Let freedom ring from the mighty mountains of New York. Let freedom ring from
the heightening Alleghenies of Pennsylvania!
Let freedom ring from the snowcapped Rockies of
Colorado!
Let freedom ring from the curvaceous slopes of
California!
But not only that; let freedom ring from Stone
Mountain of Georgia!
Let freedom ring from Lookout Mountain of Tennessee!
Let freedom ring from every hill and molehill of
Mississippi. From every mountainside, let freedom ring.

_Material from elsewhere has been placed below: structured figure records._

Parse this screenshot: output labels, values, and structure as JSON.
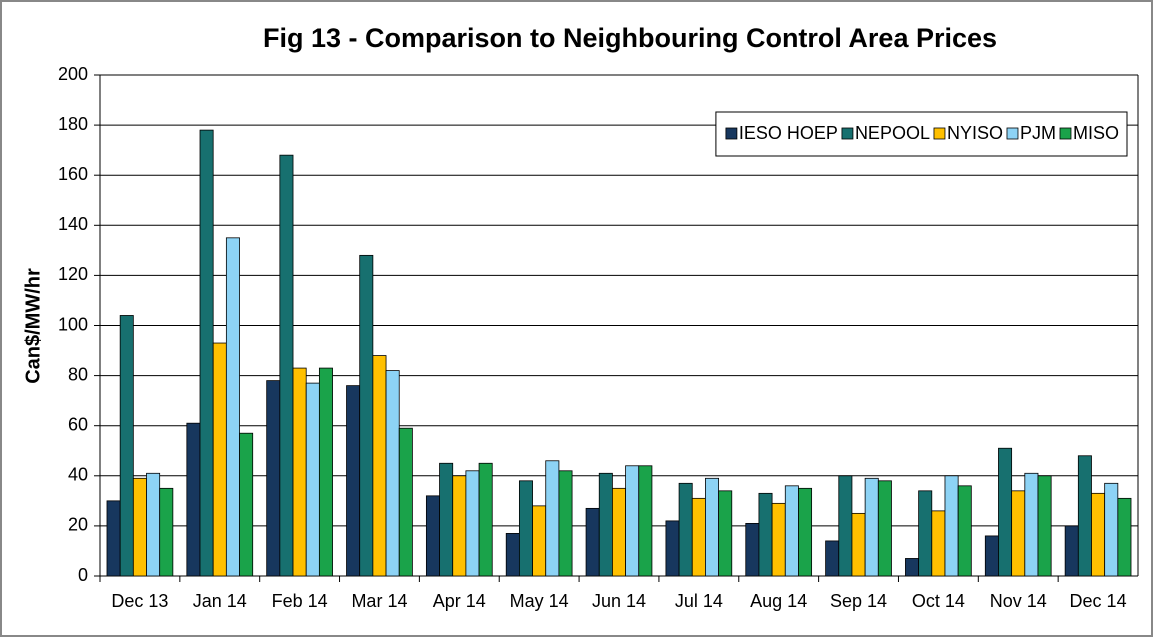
{
  "chart_data": {
    "type": "bar",
    "title": "Fig  13 - Comparison to Neighbouring Control Area Prices",
    "y_label": "Can$/MW/hr",
    "categories": [
      "Dec 13",
      "Jan 14",
      "Feb 14",
      "Mar 14",
      "Apr 14",
      "May 14",
      "Jun 14",
      "Jul 14",
      "Aug 14",
      "Sep 14",
      "Oct 14",
      "Nov 14",
      "Dec 14"
    ],
    "series": [
      {
        "name": "IESO HOEP",
        "color": "#17375e",
        "values": [
          30,
          61,
          78,
          76,
          32,
          17,
          27,
          22,
          21,
          14,
          7,
          16,
          20
        ]
      },
      {
        "name": "NEPOOL",
        "color": "#17706f",
        "values": [
          104,
          178,
          168,
          128,
          45,
          38,
          41,
          37,
          33,
          40,
          34,
          51,
          48
        ]
      },
      {
        "name": "NYISO",
        "color": "#ffc000",
        "values": [
          39,
          93,
          83,
          88,
          40,
          28,
          35,
          31,
          29,
          25,
          26,
          34,
          33
        ]
      },
      {
        "name": "PJM",
        "color": "#8dd3f5",
        "values": [
          41,
          135,
          77,
          82,
          42,
          46,
          44,
          39,
          36,
          39,
          40,
          41,
          37
        ]
      },
      {
        "name": "MISO",
        "color": "#1aa34a",
        "values": [
          35,
          57,
          83,
          59,
          45,
          42,
          44,
          34,
          35,
          38,
          36,
          40,
          31
        ]
      }
    ],
    "ylim": [
      0,
      200
    ],
    "yticks": [
      0,
      20,
      40,
      60,
      80,
      100,
      120,
      140,
      160,
      180,
      200
    ],
    "grid": true,
    "legend": "top-right"
  }
}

And when this happens, when we allow freedom to ring,
when we let it ring from every village and every hamlet, from every state and
every city, we will be able to speed up that day when all of God's children,
black men and white men, Jews and Gentiles, Protestants and Catholics, will be
able to join hands and sing in the words of the old Negro spiritual, "Free
at last! free at last! thank God Almighty, we are free at last!"”
These are moving American
words about the promissory note of Freedom in the Land of E Pluribus Unum, and
they continue to speak to our guts
when we hear them anew. But the ‘job’ of the citizens in contemporary American does
not end in inspired feelings of
Freedom—the task has now become ours to discover how these words of Freedom might
speak to the minds of this generation
of American people, so they might be translated into real-world actions.